Charles Dickens: Our Mutual Friend

BOOK THE FIRST: THE CUP AND THE LIP
Chapter 13: Tracking the Bird of Prey (continued)

'No, don't!' Eugene caught him by the arm. 'Best, not make a show of her. Come to our honest friend.'

He led him to the post of watch, and they both dropped down and crept under the lee of the boat; a better shelter than it had seemed before, being directly contrasted with the blowing wind and the bare night.

'Mr Inspector at home?' whispered Eugene.

'Here I am, sir.'

'And our friend of the perspiring brow is at the far corner there? Good. Anything happened?'

'His daughter has been out, thinking she heard him calling, unless it was a sign to him to keep out of the way.

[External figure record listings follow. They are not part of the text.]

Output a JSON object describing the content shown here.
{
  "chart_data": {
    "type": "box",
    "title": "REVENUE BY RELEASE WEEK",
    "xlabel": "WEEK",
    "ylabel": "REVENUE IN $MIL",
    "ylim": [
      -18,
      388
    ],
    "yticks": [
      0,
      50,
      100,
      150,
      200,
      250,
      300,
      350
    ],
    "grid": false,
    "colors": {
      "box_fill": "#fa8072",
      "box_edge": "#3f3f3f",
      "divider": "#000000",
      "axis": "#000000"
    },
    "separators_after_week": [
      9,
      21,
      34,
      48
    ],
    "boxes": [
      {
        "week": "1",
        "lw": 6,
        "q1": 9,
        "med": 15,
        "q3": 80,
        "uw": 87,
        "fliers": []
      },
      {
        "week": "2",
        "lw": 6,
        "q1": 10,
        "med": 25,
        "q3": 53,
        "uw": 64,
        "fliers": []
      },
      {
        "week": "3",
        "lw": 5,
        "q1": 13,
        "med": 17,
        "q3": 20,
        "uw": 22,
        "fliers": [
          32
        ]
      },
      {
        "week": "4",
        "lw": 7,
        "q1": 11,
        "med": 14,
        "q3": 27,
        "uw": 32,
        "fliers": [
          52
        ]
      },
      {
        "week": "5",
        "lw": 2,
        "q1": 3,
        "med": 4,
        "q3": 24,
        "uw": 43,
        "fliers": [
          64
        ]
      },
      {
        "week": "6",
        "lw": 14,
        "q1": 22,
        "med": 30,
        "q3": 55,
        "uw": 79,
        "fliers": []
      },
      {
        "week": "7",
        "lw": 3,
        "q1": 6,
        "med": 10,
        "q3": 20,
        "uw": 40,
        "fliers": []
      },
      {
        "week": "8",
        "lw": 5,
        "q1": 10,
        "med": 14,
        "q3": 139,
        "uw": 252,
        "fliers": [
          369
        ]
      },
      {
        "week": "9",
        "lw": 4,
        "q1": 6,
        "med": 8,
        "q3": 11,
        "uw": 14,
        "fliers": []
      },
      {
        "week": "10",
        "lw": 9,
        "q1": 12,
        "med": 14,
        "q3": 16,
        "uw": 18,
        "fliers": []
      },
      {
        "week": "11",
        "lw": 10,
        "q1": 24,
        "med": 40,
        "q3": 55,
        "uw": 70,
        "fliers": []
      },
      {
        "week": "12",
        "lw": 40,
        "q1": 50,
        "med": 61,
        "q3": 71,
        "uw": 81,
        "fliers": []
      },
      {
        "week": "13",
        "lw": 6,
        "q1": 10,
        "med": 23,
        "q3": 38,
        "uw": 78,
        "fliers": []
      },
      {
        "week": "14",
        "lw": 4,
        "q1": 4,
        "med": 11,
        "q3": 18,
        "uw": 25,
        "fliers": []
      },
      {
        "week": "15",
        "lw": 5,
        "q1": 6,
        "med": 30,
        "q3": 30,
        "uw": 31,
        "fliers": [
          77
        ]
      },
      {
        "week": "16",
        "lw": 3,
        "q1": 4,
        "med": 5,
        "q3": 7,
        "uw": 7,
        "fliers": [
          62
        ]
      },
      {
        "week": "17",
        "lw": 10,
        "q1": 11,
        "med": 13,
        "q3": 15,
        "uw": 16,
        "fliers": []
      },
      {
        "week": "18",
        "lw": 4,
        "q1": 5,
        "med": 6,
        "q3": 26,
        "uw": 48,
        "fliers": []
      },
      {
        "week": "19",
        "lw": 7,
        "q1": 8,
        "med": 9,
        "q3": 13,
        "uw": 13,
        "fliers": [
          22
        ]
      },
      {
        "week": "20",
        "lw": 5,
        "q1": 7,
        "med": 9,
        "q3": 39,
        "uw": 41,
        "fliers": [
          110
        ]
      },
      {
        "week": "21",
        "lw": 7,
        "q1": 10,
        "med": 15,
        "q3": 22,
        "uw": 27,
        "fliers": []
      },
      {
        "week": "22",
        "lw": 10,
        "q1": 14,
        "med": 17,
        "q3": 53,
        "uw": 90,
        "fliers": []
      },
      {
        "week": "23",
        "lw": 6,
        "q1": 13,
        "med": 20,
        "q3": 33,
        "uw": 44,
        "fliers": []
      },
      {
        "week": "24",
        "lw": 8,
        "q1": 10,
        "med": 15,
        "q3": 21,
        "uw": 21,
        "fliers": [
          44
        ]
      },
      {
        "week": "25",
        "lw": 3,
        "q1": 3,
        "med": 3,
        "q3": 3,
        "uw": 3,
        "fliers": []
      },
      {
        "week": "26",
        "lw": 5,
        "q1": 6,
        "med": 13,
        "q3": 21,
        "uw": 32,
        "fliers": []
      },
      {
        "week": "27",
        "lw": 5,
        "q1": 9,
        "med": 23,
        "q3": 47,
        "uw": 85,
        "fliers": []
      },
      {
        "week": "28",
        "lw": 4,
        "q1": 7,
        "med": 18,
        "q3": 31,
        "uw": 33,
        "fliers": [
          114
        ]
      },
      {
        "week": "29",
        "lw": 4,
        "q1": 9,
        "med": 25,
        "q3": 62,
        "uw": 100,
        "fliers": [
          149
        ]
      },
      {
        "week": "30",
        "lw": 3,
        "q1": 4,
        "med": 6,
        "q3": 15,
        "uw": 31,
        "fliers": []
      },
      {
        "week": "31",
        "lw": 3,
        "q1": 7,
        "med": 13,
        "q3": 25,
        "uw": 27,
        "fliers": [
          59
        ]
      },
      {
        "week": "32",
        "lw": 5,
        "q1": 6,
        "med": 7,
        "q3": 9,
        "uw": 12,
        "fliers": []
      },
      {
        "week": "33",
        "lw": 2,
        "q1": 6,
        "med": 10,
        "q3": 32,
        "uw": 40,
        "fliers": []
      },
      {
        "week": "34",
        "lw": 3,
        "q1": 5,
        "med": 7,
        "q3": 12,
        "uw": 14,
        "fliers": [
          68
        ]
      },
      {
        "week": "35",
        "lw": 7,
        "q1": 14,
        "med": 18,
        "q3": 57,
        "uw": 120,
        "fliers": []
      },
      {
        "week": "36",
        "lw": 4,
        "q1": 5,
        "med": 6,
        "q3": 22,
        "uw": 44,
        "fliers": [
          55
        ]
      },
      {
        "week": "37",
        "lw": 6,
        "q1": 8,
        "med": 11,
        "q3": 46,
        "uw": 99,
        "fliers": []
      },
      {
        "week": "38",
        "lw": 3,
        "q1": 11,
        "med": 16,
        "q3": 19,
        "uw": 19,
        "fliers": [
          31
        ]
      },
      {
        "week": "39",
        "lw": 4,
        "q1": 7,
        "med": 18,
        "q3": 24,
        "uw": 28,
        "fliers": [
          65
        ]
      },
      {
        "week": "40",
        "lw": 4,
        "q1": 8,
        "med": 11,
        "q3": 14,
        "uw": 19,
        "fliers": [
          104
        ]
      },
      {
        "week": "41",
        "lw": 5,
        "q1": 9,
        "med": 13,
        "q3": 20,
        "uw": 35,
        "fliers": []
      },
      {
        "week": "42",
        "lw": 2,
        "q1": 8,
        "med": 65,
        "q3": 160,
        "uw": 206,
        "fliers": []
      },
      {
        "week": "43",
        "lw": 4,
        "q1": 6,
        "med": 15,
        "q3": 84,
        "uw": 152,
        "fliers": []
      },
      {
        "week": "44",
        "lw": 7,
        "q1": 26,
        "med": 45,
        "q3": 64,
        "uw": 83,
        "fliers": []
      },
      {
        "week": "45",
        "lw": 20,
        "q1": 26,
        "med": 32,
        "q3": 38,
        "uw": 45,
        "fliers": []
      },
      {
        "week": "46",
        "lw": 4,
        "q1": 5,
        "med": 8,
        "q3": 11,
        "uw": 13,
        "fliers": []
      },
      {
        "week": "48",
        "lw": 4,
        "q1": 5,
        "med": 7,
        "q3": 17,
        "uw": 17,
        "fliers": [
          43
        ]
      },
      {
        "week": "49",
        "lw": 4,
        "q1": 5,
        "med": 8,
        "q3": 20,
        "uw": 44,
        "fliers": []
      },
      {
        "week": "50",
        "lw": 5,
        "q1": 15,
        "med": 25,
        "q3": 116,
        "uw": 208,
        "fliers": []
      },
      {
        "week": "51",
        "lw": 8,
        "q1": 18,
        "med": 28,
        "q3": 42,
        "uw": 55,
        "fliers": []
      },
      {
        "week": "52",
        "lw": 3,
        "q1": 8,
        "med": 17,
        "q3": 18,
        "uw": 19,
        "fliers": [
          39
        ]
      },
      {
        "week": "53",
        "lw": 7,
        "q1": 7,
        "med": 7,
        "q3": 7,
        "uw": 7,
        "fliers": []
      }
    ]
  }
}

It might have been.'

'It might have been Rule Britannia,' muttered Eugene, 'but it wasn't. Mortimer!'

'Here!' (On the other side of Mr Inspector.)

'Two burglaries now, and a forgery!'

With this indication of his depressed state of mind, Eugene fell silent.

They were all silent for a long while. As it got to be flood-tide, and the water came nearer to them, noises on the river became more frequent, and they listened more. To the turning of steam- paddles, to the clinking of iron chain, to the creaking of blocks, to the measured working of oars, to the occasional violent barking of some passing dog on shipboard, who seemed to scent them lying in their hiding-place. The night was not so dark but that, besides the lights at bows and mastheads gliding to and fro, they could discern some shadowy bulk attached; and now and then a ghostly lighter with a large dark sail, like a warning arm, would start up very near them, pass on, and vanish. At this time of their watch, the water close to them would be often agitated by some impulsion given it from a distance. Often they believed this beat and plash to be the boat they lay in wait for, running in ashore; and again and again they would have started up, but for the immobility with which the informer, well used to the river, kept quiet in his place.